Jointly led by the Nigeria Centre for Disease Control (NCDC) and the National Primary Health Care Development Agency (NPHCDA), with support from African Field Epidemiology Network (AFENET) and Resolve to Save Lives, the goal of the workshop was to increase and improve domestic financing for IPC interventions and activities across the country. This is a crucial part of ensuring that Nigeria can sustainably continue to fund IPC at all levels.
“Increase domestic financing for infection prevention and control. If you take out funding, nothing really happens. That is a sustainable way to support IPC programs at all levels.” –Dr. Tochi Okwor
The first day of the workshop involved engagement with government and health sector partners which included representatives from the Federal Ministry of Health, NCDC, NPHCDA, AFENET, World Health Organization, Africa Centres for Disease Control and Prevention, Global Health Advocacy Incubator, and the United States Centre for Disease Control (US CDC). Participants were briefed on the National IPC program and budget advocacy requirements.
There was also an experience sharing session as well as a technical session on the development of creative briefs and messaging for IPC budget advocacy. This session was followed by group work, where we mapped stakeholders and developed key messages for the advocacy campaign. Thereafter, we reviewed the draft IPC budget advocacy strategy to ensure that key activities were aligned to the three core strategies: building a coalition with key stakeholders, building public demand for IPC funding through media advocacy, and advocating for transparency and accountability in budget utilization activities.
Having engaged with government and health sector partners on the first day, the second day involved a meeting with Civil Society Organizations (CSOs) who can go beyond where the government can. The focus was to guide CSOs to leverage their experience and translate the advocacy message to the public in a simple and effective way to generate demand for IPC funding. Stakeholders included representatives of Africa Health Budget Network, and Vaccine Network for Disease Control, alongside members of our team.
Since IPC is every Nigerian’s business, the need to get citizens informed and involved in advocating for a domestic budget line for IPC led to the third day of the workshop engaging media professionals and consultants. We were joined by journalists from media organizations like Premium Times, Newsbar, WaZoBia FM, and Kiss FM, among others. We held a brainstorming session to determine how journalists can better work with the government to educate the public. At the end of the workshop, journalists and IPC experts were also able to articulate how the media could reach those who make decisions to fund IPC within key arms of government.
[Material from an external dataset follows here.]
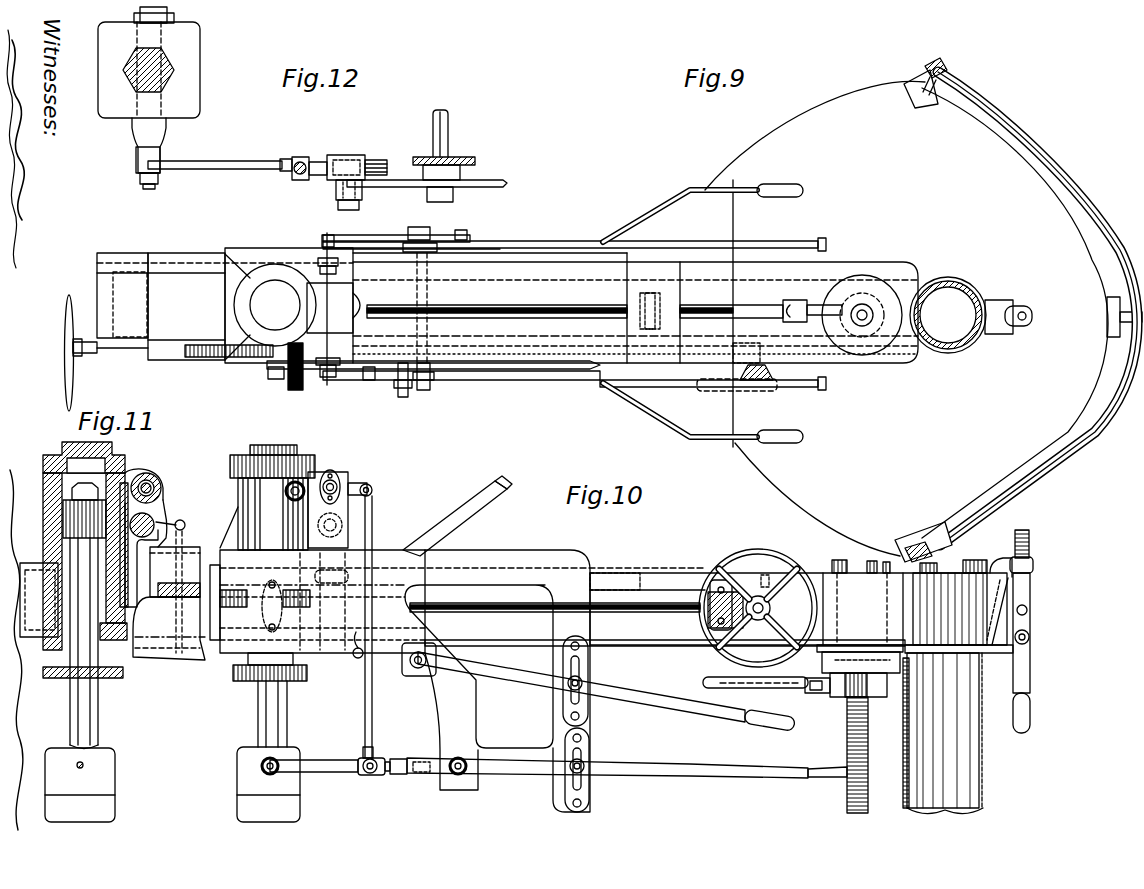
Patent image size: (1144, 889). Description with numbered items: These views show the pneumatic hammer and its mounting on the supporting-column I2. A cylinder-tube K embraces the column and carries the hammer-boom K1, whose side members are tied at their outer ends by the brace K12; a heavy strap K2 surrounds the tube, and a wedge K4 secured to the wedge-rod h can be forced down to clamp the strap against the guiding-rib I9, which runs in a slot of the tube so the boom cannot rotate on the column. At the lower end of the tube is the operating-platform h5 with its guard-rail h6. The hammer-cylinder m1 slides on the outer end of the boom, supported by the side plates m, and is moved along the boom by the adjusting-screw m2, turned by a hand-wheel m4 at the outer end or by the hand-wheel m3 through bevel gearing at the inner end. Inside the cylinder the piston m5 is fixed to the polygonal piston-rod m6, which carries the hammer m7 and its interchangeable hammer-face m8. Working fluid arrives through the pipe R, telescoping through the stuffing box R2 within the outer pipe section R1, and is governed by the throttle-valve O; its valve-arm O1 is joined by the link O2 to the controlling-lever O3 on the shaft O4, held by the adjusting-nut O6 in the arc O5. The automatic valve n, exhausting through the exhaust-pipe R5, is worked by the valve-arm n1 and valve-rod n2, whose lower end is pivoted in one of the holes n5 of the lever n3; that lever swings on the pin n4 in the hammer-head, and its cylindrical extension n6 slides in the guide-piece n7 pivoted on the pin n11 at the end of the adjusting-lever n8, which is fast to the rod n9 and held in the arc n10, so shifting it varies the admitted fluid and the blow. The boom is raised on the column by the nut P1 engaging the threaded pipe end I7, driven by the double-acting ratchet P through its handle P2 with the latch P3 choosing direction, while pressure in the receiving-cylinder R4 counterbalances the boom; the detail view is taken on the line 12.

There is an organized way to create tangible impact in the lives of Nigerians and the average Nigerian patient through IPC, however there is a need for a strong domestic budget to fund these plans. It is obvious that without funding, Nigeria cannot ensure the health system consistently delivers quality care through IPC, and thus, may have to depend on a fire brigade approach towards preventing infections. Nigerians are entitled to good, quality care at all times and as such, domestic funding is non-negotiable not just for delivering on the mandate of protecting the health and well being of Nigerians, but also to achieve our national IPC strategy, as well as the IPC requirements for our national health security.